Barack Obama, éduqué à Hawaï, avait l’Asie en ligne de mire. Donald Trump, d’origine allemande, ne pense qu’au commerce. Joe Biden, lui, comprend la construction européenne. Il l’a vu évoluer. Il a suivi le processus d’élargissement de l’UE vers l’est. Oublier cet aspect serait une grave erreur. Biden est un interlocuteur qui connaît l’Europe. Ce qui le rend plus difficile à affronter, car il est familier des faiblesses et des divisions du continent. Mais c'est ce qui facilite les partenariats.
La mauvaise nouvelle: Joe Biden mène une guerre économique
De nombreux pays de l’Union européenne regardent aujourd’hui en priorité du côté de Washington pour presque tout. Bien au-delà des questions de défense, la Pologne, les Pays Baltes, mais aussi l’Italie et surtout l’Allemagne estiment que leur destin est lié à celui des États-Unis face à la Russie, dans le contexte de la guerre en Ukraine. Pour eux, comme pour le Royaume-Uni qui est de longue date aligné sur la Maison-Blanche, l’alliance militaire américaine ne se discute pas. L’OTAN est leur référence. La France, qui défend avec de bons arguments la nécessité d’une «autonomie stratégique européenne», est de facto isolée, voir presque seule sur les questions de défense.
Le problème est que l’Amérique de Biden est en guerre économique. Depuis l’adoption de la législation IRA (Inflation Reduction Act) qui autorise des subventions massives pour rapatrier les industries et accélérer la transformation écologique, les firmes européennes mondialisées sont sous pression. «Nos grands patrons reçoivent des coups de téléphone en direct de la Maison-Blanche. C’est du débauchage XXL, sans vergogne», confiait à Blick cette semaine un commissaire européen.
L’industrie de défense américaine utilise aussi à fond la guerre en Ukraine, et les besoins sécuritaires urgents des alliés, pour vendre ses matériels. La Commission européenne a riposté à l’IRA avec l’adoption, en février 2023, d’un «plan industriel du pacte vert», prônant la réorientation de 225 milliards d’euros (sur 750) du plan de relance de juillet 2020, et la création d’un fonds européen de souveraineté.
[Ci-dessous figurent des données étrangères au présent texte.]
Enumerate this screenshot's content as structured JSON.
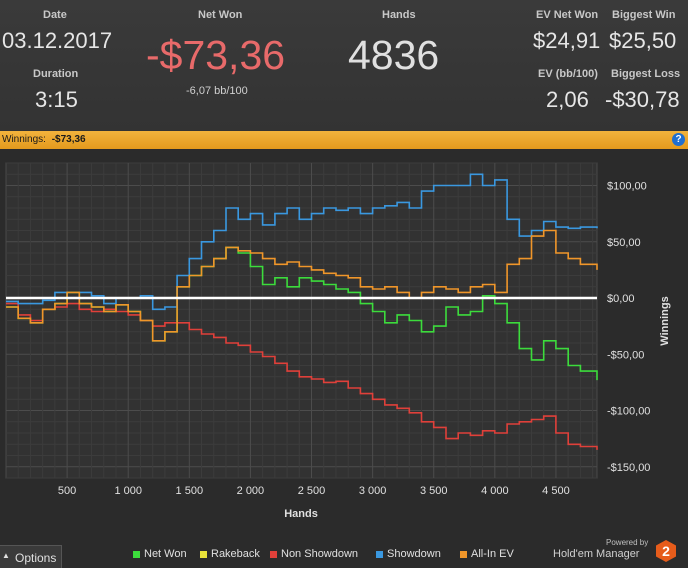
{
  "stats": {
    "date_label": "Date",
    "date_value": "03.12.2017",
    "duration_label": "Duration",
    "duration_value": "3:15",
    "net_won_label": "Net Won",
    "net_won_value": "-$73,36",
    "bb_per_100": "-6,07 bb/100",
    "hands_label": "Hands",
    "hands_value": "4836",
    "ev_net_won_label": "EV Net Won",
    "ev_net_won_value": "$24,91",
    "ev_bb100_label": "EV (bb/100)",
    "ev_bb100_value": "2,06",
    "biggest_win_label": "Biggest Win",
    "biggest_win_value": "$25,50",
    "biggest_loss_label": "Biggest Loss",
    "biggest_loss_value": "-$30,78"
  },
  "winnings_bar": {
    "label": "Winnings:",
    "value": "-$73,36",
    "help_icon": "?"
  },
  "colors": {
    "net_won_value": "#e86a6a",
    "net_won": "#3cdc3c",
    "rakeback": "#e8e23a",
    "non_showdown": "#e0403a",
    "showdown": "#3a98e0",
    "all_in_ev": "#f0962a",
    "header_bar": "#e9a02a"
  },
  "options": {
    "label": "Options",
    "icon": "caret-up-icon"
  },
  "branding": {
    "powered_by": "Powered by",
    "product": "Hold'em Manager",
    "logo_text": "2"
  },
  "chart_data": {
    "type": "line",
    "xlabel": "Hands",
    "ylabel": "Winnings",
    "xlim": [
      0,
      4836
    ],
    "ylim": [
      -160,
      120
    ],
    "x_ticks": [
      500,
      1000,
      1500,
      2000,
      2500,
      3000,
      3500,
      4000,
      4500
    ],
    "x_tick_labels": [
      "500",
      "1 000",
      "1 500",
      "2 000",
      "2 500",
      "3 000",
      "3 500",
      "4 000",
      "4 500"
    ],
    "y_ticks": [
      100,
      50,
      0,
      -50,
      -100,
      -150
    ],
    "y_tick_labels": [
      "$100,00",
      "$50,00",
      "$0,00",
      "-$50,00",
      "-$100,00",
      "-$150,00"
    ],
    "grid": true,
    "zero_line": true,
    "legend_position": "bottom",
    "series": [
      {
        "name": "Net Won",
        "color": "#3cdc3c",
        "x": [
          0,
          100,
          200,
          300,
          400,
          500,
          600,
          700,
          800,
          900,
          1000,
          1100,
          1200,
          1300,
          1400,
          1500,
          1600,
          1700,
          1800,
          1900,
          2000,
          2100,
          2200,
          2300,
          2400,
          2500,
          2600,
          2700,
          2800,
          2900,
          3000,
          3100,
          3200,
          3300,
          3400,
          3500,
          3600,
          3700,
          3800,
          3900,
          4000,
          4100,
          4200,
          4300,
          4400,
          4500,
          4600,
          4700,
          4836
        ],
        "values": [
          -8,
          -18,
          -22,
          -10,
          -5,
          5,
          -5,
          -8,
          -12,
          -6,
          -12,
          -20,
          -38,
          -30,
          10,
          20,
          28,
          35,
          45,
          40,
          28,
          12,
          18,
          10,
          18,
          15,
          12,
          8,
          5,
          -5,
          -12,
          -22,
          -15,
          -20,
          -30,
          -25,
          -8,
          -15,
          -12,
          2,
          -5,
          -22,
          -45,
          -55,
          -38,
          -45,
          -60,
          -65,
          -73
        ]
      },
      {
        "name": "Rakeback",
        "color": "#e8e23a",
        "x": [
          0,
          4836
        ],
        "values": [
          0,
          0
        ]
      },
      {
        "name": "Non Showdown",
        "color": "#e0403a",
        "x": [
          0,
          100,
          200,
          300,
          400,
          500,
          600,
          700,
          800,
          900,
          1000,
          1100,
          1200,
          1300,
          1400,
          1500,
          1600,
          1700,
          1800,
          1900,
          2000,
          2100,
          2200,
          2300,
          2400,
          2500,
          2600,
          2700,
          2800,
          2900,
          3000,
          3100,
          3200,
          3300,
          3400,
          3500,
          3600,
          3700,
          3800,
          3900,
          4000,
          4100,
          4200,
          4300,
          4400,
          4500,
          4600,
          4700,
          4836
        ],
        "values": [
          -5,
          -15,
          -20,
          -10,
          -8,
          -5,
          -10,
          -12,
          -10,
          -12,
          -15,
          -20,
          -25,
          -22,
          -22,
          -28,
          -32,
          -35,
          -40,
          -42,
          -48,
          -52,
          -58,
          -65,
          -70,
          -72,
          -75,
          -74,
          -80,
          -85,
          -90,
          -95,
          -98,
          -102,
          -110,
          -115,
          -125,
          -120,
          -122,
          -118,
          -120,
          -112,
          -110,
          -108,
          -105,
          -120,
          -130,
          -132,
          -135
        ]
      },
      {
        "name": "Showdown",
        "color": "#3a98e0",
        "x": [
          0,
          100,
          200,
          300,
          400,
          500,
          600,
          700,
          800,
          900,
          1000,
          1100,
          1200,
          1300,
          1400,
          1500,
          1600,
          1700,
          1800,
          1900,
          2000,
          2100,
          2200,
          2300,
          2400,
          2500,
          2600,
          2700,
          2800,
          2900,
          3000,
          3100,
          3200,
          3300,
          3400,
          3500,
          3600,
          3700,
          3800,
          3900,
          4000,
          4100,
          4200,
          4300,
          4400,
          4500,
          4600,
          4700,
          4836
        ],
        "values": [
          -3,
          -5,
          -5,
          -2,
          5,
          0,
          5,
          2,
          -5,
          0,
          0,
          2,
          -10,
          -8,
          20,
          35,
          50,
          60,
          80,
          70,
          75,
          65,
          75,
          80,
          70,
          75,
          80,
          78,
          80,
          75,
          80,
          82,
          85,
          80,
          95,
          100,
          100,
          100,
          110,
          100,
          105,
          70,
          55,
          60,
          68,
          63,
          62,
          63,
          62
        ]
      },
      {
        "name": "All-In EV",
        "color": "#f0962a",
        "x": [
          0,
          100,
          200,
          300,
          400,
          500,
          600,
          700,
          800,
          900,
          1000,
          1100,
          1200,
          1300,
          1400,
          1500,
          1600,
          1700,
          1800,
          1900,
          2000,
          2100,
          2200,
          2300,
          2400,
          2500,
          2600,
          2700,
          2800,
          2900,
          3000,
          3100,
          3200,
          3300,
          3400,
          3500,
          3600,
          3700,
          3800,
          3900,
          4000,
          4100,
          4200,
          4300,
          4400,
          4500,
          4600,
          4700,
          4836
        ],
        "values": [
          -8,
          -18,
          -22,
          -10,
          -5,
          5,
          -5,
          -8,
          -12,
          -6,
          -12,
          -20,
          -38,
          -30,
          10,
          20,
          28,
          35,
          45,
          42,
          40,
          35,
          30,
          32,
          28,
          25,
          22,
          20,
          18,
          10,
          8,
          10,
          5,
          0,
          5,
          10,
          8,
          5,
          10,
          12,
          5,
          30,
          35,
          55,
          60,
          40,
          35,
          30,
          25
        ]
      }
    ]
  }
}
Cette guerre économique est cruciale pour Joe Biden, qui a promis d’entamer la réindustrialisation de son pays, pour reconquérir les classes moyennes. Elle constitue, bien sûr, le cœur de l’affrontement entre les États-Unis et la Chine. Tout le danger, pour les Européens, est donc de se diviser face à une administration Biden qui voit le conflit en Ukraine comme une opportunité pour consolider la puissance militaire, énergétique et industrielle américaine. Donald Trump, avec ses méthodes brutales et son agenda erratique, a servi la cause de l’unité européenne entre 2016 et 2020. D’où le refrain entendu parfois en France: Trump président en 2024 serait meilleur pour l’Europe. Rien ne le garantit. Mais l’argument dit le désarroi ambiant.
La leçon à retenir: l’Amérique de Joe Biden a besoin des Européens
S’il se représente en 2024 à l’âge de 82 ans, Joe Biden aura, sur le plan international, un défi principal, voire unique: faire face à la Chine. Biden le sait. La chance des Européens, s’ils restent unis dans la défense de leur meilleure arme qu’est le marché intérieur, se trouve dans ce duel Washington-Pékin. Sur le plan diplomatique et économique, cela veut dire que l’Union européenne doit préserver à tout prix ses liens avec les pays du sud, très intéressés par leurs exportations vers le Vieux Continent et par les transferts de technologie.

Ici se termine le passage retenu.